Hoses:  Any hoses that are worn or brittle need to be replaced. This is also a good time to take a look for any hoses that are damp, in many cases it is a warning sign that it needs replacing or that clamps need tightening.

Tires: Tire pressure can be reduced in cold weather, so check tire pressures frequently and maintain the manufacturer’s recommended pressure found on the driver’s door jamb. Also, install four matching winter tires. The best time to switch from all-season tires to winter tires is when the temperature reaches 7°C or below

Windshield wipers: Replace wiper blades if they do not clear the glass in a single swipe without streaking or if the rubber is beginning to crack.  Winter blades are never a bad idea as they help prevent snow build up.  Don’t forget to empty your system of summer windshield washer fluid and replace it with winter fluid.

Lubricate: This is a perfect time of year to lubricate door, hood, and trunk hinges.  Also lubricating door locks, and lock assemblies will help them freezing up in the winter.

Oil Change: Having your engine oil changed regularly is part of maintaining a healthy vehicle.

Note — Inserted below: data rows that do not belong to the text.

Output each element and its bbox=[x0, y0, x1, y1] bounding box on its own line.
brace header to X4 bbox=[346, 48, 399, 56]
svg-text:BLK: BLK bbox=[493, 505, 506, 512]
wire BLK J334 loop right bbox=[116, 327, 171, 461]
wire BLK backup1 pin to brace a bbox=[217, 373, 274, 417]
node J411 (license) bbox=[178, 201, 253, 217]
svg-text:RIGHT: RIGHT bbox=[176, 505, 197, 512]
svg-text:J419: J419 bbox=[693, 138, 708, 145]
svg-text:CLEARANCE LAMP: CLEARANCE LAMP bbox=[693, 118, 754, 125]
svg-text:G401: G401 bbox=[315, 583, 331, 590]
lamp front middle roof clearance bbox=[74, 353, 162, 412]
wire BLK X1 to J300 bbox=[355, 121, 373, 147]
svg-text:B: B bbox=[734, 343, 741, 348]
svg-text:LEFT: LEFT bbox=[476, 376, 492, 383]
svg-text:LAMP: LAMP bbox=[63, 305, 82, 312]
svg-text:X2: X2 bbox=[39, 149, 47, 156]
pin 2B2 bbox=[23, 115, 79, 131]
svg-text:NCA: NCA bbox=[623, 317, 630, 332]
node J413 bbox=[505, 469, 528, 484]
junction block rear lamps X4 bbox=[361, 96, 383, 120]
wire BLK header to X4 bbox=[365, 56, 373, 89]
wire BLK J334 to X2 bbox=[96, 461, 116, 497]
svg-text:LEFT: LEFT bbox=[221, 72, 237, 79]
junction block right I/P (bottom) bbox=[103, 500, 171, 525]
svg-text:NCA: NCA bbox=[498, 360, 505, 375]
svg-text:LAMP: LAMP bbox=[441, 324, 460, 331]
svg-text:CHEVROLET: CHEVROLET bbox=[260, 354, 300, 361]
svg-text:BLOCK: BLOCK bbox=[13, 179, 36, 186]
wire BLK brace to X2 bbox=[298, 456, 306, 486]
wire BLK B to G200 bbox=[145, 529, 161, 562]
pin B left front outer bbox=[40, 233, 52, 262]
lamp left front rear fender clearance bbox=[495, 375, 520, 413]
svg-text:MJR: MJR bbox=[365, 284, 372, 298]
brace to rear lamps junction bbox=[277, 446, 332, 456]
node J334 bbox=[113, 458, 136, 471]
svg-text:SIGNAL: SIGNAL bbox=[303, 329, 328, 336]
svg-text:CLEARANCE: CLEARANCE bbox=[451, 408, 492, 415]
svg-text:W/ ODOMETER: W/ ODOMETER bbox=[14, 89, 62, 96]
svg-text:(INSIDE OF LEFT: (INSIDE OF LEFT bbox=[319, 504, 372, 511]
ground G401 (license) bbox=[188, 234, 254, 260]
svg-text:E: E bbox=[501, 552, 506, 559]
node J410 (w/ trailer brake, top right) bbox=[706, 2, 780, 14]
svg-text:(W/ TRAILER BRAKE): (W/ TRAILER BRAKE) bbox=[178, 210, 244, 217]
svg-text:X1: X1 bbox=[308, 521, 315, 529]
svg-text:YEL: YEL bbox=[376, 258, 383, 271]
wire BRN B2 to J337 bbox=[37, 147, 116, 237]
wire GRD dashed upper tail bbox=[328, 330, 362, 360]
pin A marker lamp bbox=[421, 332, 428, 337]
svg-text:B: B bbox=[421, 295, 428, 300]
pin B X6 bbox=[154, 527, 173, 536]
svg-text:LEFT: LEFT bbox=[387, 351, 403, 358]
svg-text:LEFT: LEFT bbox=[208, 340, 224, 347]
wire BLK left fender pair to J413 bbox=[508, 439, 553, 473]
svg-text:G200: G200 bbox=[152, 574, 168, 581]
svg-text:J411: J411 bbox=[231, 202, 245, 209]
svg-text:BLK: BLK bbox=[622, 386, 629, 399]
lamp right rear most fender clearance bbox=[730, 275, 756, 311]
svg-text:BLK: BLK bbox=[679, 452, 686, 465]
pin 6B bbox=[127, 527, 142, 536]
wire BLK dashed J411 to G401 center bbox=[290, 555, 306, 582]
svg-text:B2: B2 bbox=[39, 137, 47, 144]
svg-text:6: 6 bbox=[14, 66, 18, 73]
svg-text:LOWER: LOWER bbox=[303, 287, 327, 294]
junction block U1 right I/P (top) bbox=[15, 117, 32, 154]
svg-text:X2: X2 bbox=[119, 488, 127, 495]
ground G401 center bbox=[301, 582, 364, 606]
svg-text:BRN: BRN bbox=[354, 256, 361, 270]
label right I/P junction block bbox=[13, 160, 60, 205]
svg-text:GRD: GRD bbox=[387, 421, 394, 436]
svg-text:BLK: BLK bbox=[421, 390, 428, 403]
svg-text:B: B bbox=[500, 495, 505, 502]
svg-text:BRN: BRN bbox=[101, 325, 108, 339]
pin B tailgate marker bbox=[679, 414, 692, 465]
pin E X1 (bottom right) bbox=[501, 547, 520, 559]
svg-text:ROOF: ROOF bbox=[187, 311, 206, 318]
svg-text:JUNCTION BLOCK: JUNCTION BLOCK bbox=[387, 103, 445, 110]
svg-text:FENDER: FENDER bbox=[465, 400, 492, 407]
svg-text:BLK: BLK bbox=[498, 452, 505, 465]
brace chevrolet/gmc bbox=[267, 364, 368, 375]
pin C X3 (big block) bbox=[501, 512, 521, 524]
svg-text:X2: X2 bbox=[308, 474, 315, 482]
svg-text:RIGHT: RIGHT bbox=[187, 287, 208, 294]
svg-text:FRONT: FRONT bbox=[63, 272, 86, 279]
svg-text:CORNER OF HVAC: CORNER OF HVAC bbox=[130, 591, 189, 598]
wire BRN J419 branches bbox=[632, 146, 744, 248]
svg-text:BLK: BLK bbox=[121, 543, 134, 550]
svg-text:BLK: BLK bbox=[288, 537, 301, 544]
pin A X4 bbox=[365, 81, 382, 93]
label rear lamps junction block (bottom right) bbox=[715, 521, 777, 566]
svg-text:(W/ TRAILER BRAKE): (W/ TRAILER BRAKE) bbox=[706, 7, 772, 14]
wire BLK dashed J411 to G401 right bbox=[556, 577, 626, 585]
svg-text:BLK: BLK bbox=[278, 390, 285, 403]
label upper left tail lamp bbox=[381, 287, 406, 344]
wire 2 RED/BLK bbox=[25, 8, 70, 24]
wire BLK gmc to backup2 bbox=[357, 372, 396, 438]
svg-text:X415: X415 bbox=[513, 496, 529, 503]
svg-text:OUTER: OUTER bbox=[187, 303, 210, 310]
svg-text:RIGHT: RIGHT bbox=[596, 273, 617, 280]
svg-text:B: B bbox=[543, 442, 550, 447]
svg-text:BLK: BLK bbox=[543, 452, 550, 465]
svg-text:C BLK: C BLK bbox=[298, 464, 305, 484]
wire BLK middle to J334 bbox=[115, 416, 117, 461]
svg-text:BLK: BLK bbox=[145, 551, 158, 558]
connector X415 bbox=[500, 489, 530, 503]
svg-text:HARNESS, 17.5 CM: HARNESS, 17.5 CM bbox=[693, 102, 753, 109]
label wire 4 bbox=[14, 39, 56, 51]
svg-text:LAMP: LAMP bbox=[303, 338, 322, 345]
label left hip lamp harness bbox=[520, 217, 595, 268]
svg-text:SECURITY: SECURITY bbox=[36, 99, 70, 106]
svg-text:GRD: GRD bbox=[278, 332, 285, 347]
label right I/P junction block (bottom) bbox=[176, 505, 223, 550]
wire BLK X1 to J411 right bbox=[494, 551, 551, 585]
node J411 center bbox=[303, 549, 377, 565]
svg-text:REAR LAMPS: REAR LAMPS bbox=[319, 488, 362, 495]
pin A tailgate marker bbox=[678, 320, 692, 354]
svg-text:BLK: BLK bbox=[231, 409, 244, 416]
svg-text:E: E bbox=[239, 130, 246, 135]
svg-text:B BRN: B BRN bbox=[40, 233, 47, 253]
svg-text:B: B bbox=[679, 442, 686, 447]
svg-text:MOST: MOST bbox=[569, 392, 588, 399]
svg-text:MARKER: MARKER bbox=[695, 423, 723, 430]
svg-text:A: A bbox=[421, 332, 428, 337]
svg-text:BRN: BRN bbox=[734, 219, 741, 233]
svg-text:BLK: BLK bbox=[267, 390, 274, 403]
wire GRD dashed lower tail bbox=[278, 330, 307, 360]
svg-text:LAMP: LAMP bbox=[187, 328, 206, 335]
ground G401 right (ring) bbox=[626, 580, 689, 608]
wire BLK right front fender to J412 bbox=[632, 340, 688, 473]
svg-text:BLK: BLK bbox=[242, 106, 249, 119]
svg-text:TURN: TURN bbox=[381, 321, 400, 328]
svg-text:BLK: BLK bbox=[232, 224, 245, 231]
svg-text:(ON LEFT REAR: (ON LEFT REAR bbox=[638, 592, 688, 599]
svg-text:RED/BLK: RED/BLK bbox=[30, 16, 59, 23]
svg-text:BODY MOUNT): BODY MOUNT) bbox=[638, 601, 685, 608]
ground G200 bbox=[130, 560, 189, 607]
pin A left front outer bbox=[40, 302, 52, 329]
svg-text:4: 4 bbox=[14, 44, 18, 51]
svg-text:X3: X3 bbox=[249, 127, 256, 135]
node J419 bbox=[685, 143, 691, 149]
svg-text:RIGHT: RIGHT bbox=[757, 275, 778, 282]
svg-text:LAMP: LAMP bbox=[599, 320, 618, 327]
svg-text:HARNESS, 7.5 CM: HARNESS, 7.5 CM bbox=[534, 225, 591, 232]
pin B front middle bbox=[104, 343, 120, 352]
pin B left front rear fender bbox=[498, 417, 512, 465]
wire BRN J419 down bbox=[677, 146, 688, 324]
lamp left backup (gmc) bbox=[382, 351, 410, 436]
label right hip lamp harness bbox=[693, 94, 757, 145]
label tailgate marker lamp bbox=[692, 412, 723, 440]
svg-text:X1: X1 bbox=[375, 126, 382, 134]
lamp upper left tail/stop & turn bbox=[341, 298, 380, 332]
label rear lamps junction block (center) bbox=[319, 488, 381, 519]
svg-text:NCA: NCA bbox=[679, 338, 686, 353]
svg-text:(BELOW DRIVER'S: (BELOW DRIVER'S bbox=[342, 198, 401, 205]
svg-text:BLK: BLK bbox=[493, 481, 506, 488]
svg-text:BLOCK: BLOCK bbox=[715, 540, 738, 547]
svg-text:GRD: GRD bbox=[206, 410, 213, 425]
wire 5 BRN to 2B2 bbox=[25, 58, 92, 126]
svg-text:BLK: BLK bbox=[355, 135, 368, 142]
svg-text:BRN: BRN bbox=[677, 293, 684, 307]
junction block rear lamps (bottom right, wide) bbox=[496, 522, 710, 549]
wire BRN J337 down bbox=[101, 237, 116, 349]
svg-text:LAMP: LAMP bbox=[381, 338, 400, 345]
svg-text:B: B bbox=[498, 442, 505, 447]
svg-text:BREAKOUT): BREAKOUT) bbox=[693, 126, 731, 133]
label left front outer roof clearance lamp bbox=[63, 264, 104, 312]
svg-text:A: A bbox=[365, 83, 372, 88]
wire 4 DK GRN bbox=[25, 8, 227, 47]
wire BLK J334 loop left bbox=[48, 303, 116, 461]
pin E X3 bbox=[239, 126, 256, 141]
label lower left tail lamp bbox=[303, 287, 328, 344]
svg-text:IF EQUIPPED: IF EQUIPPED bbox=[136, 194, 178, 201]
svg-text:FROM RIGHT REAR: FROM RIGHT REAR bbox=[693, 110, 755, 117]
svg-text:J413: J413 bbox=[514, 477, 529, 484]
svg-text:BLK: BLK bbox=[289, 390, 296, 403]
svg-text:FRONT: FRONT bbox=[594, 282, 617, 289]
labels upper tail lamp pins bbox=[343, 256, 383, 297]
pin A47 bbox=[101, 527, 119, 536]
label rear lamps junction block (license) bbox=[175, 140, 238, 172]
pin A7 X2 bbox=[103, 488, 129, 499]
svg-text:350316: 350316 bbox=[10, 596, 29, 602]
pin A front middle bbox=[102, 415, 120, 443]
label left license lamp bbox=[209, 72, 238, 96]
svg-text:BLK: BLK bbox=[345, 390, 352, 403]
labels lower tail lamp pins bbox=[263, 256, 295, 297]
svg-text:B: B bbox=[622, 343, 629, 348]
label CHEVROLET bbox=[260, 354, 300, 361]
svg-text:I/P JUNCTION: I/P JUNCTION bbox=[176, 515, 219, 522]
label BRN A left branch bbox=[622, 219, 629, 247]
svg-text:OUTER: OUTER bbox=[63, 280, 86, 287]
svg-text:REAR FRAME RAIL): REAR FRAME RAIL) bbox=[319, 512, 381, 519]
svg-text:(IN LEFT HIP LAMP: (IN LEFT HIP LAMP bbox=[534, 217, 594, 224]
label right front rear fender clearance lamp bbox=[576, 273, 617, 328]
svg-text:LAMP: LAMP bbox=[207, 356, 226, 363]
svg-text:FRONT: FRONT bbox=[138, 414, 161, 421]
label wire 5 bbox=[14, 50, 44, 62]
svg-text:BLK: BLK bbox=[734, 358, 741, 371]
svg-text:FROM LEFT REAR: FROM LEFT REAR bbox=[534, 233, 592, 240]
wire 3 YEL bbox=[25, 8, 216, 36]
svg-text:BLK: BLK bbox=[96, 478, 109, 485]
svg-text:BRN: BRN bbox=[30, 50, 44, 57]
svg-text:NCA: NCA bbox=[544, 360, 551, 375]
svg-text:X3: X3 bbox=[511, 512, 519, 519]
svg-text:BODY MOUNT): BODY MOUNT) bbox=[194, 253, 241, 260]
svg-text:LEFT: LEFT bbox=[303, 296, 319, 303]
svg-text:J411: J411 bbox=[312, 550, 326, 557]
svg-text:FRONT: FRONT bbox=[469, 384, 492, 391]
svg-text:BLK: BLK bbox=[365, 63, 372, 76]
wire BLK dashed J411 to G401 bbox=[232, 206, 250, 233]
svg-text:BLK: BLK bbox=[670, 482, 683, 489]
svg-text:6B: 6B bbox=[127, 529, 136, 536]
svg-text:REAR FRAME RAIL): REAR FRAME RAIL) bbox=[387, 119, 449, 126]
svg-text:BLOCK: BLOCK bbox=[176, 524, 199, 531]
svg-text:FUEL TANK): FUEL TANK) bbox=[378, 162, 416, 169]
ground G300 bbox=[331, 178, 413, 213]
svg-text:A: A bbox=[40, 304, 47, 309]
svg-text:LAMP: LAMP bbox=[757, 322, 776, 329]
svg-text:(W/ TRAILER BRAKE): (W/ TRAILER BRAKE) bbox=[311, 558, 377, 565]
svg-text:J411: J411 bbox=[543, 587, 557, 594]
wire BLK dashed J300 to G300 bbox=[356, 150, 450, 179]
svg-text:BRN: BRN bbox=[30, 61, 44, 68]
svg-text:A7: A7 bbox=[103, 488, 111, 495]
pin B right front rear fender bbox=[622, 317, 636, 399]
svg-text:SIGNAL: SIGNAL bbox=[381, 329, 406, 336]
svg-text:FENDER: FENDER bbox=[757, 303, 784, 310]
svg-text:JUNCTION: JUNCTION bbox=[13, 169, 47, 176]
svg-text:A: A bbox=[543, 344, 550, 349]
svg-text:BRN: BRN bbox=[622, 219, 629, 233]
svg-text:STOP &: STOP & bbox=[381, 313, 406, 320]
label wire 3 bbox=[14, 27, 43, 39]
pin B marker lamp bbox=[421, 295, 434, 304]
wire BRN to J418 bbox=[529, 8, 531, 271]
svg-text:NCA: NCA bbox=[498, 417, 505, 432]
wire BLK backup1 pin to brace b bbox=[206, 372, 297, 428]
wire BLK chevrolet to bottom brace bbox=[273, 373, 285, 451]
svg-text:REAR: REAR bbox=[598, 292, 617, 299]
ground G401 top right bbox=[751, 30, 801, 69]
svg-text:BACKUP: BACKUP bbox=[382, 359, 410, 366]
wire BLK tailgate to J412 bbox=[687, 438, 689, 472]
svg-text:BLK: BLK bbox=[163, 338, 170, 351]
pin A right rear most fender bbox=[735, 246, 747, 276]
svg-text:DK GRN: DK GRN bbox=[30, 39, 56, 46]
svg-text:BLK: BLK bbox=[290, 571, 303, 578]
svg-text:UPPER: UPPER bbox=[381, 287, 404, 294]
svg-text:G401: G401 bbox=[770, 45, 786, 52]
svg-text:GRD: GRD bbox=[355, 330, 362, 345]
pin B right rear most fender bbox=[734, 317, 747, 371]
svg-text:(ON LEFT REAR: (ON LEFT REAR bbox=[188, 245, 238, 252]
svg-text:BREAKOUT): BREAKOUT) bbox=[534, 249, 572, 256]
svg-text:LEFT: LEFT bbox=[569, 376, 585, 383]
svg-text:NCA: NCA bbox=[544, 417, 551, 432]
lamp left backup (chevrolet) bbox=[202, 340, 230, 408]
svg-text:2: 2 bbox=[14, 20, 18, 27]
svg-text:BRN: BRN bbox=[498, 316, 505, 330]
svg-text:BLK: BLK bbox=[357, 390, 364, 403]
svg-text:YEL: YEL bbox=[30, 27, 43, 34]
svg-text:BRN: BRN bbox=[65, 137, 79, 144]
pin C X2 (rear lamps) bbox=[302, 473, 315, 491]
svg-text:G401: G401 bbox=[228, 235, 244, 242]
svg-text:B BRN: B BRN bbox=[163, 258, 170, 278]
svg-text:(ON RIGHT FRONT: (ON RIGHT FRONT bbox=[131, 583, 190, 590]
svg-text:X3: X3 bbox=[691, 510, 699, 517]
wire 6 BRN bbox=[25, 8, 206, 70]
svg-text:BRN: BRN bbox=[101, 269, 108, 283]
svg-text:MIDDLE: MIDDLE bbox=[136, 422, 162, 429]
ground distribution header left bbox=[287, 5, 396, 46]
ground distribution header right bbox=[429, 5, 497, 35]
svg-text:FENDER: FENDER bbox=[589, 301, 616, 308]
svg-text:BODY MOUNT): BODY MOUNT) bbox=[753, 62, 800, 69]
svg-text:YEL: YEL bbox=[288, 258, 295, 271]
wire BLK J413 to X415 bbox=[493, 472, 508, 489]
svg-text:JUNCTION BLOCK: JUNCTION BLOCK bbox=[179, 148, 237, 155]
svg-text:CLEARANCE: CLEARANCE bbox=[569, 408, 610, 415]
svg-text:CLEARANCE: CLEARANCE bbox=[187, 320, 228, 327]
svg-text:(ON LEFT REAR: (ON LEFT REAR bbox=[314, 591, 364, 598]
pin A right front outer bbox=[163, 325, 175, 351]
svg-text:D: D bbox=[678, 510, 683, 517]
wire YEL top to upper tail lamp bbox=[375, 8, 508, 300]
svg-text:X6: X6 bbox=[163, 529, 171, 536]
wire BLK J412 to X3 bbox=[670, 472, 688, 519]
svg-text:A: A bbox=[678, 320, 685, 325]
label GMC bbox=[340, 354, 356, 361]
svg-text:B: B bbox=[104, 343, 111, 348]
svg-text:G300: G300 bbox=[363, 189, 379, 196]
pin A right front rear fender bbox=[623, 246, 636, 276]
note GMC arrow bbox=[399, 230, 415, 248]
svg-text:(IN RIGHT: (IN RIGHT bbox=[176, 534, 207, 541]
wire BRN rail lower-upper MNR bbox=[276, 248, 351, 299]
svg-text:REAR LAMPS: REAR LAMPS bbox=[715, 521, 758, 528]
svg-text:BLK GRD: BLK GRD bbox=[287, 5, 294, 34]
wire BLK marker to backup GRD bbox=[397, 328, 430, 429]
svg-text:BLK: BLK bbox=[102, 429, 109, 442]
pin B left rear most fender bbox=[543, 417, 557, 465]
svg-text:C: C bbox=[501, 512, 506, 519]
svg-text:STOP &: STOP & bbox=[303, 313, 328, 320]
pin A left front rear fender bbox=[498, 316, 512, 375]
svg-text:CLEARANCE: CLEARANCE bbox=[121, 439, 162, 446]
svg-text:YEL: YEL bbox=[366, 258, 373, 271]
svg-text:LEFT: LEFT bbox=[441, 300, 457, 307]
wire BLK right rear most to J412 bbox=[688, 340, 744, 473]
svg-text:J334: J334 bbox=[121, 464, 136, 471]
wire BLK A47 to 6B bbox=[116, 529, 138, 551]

Having it done or doing it yourself before the weather gets too cold can help your car with those rough morning starts.

Coolant: Check the strength of the coolant that is flowing through your engine to make sure it is strong enough to survive the freezing Canadian winter that’s ahead.  Many time car owners top up the system with water in the summer months and forget about it by the time it starts to get cold leading to a dire situation for their cars engine.

Interior Clean up: Replace your summer mats with sturdier and deeper ones made for the snowy weather ahead.  While you have the mats out it is also a good time to do a little vacuuming, it’s going to be a few months before you’ll be able to do it again.

Prepare: While preventative measures can go a long way toward keeping you driving safely on the road, unexpected weather or vehicle problems may still happen when you least expect them. Renewing or making sure you have a road side assistance membership can help when you run into unexpected problems.

Remember to also pack an emergency roadside kit. Include a mobile phone and car charger, blankets, flashlight with extra batteries, first-aid kit, bottled water, a small shovel, ice scraper, candles, a match book, snow brush, booster cables and extra clothing.